Hi,
Am 30.09.24 um 21:38 schrieb Zichen Xie:
Dear Linux Developers for DMA BUFFER SHARING FRAMEWORK,
We are curious about the function 'dma_resv_get_fences' here: https://elixir.bootlin.com/linux/v6.11/source/drivers/dma-buf/dma-resv.c#L56..., and the logic below:
dma_resv_for_each_fence_unlocked(&cursor, fence) { if (dma_resv_iter_is_restarted(&cursor)) { struct dma_fence **new_fences; unsigned int count; while (*num_fences) dma_fence_put((*fences)[--(*num_fences)]); count = cursor.num_fences + 1; /* Eventually re-allocate the array */ new_fences = krealloc_array(*fences, count, sizeof(void *), GFP_KERNEL); if (count && !new_fences) { kfree(*fences); *fences = NULL; *num_fences = 0; dma_resv_iter_end(&cursor); return -ENOMEM; } *fences = new_fences; } (*fences)[(*num_fences)++] = dma_fence_get(fence); }
The existing check 'if (count && !new_fences)' may fail if count==0, and 'krealloc_array' with count==0 is an undefined behavior. The realloc may fail and return a NULL pointer, leading to a NULL Pointer Dereference in '(*fences)[(*num_fences)++] = dma_fence_get(fence);'
You already answered the question yourself "count = cursor.num_fences + 1;". So count can never be 0.

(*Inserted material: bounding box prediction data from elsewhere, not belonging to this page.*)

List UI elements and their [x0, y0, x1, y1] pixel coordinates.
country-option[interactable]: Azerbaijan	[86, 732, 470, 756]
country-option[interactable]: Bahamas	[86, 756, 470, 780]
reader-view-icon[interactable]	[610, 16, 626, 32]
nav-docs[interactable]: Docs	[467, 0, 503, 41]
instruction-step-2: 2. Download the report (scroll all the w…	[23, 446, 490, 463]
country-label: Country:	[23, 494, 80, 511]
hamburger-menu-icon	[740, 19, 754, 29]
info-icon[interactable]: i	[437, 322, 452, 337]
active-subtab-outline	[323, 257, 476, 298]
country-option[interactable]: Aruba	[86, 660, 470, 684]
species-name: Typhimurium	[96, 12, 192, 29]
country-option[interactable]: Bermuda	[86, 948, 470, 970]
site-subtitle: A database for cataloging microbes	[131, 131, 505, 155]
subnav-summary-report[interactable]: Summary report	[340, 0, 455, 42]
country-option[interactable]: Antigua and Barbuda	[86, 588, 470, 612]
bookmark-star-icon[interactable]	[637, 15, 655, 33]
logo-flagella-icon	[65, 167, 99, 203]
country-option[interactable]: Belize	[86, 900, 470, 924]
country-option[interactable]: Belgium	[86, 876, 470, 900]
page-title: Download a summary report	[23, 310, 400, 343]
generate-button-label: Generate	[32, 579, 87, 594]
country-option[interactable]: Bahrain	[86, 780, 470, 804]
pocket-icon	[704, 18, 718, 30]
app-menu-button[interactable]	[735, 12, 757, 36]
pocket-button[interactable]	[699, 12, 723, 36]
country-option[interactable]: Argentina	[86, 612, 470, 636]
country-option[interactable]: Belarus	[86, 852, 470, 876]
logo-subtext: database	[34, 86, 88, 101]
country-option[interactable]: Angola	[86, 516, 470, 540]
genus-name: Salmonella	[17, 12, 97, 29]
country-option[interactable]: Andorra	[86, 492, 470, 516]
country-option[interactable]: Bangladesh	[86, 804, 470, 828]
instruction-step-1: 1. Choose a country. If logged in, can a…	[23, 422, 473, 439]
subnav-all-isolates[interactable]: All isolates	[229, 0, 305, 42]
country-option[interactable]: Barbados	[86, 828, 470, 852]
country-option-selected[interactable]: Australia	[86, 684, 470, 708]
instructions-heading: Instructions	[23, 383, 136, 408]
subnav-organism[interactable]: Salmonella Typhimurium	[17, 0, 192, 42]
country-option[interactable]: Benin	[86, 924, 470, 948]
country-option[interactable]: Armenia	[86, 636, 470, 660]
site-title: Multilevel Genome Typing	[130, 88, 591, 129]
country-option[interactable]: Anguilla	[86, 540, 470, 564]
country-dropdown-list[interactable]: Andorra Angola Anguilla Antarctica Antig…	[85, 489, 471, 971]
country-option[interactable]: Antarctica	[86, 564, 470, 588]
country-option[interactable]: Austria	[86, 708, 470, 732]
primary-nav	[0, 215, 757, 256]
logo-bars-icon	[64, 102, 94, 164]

What could theoretically be possible is that num_fences overflows, but this value isn't userspace controllable and we would run into memory allocation failures long before that happened.
But we could potentially remove this whole handling since if there are no fences in the dma_resv object we don't enter the loop in the first place.
Regards, Christian.
Please correct us if we miss some key prerequisites for this function! Thank you very much!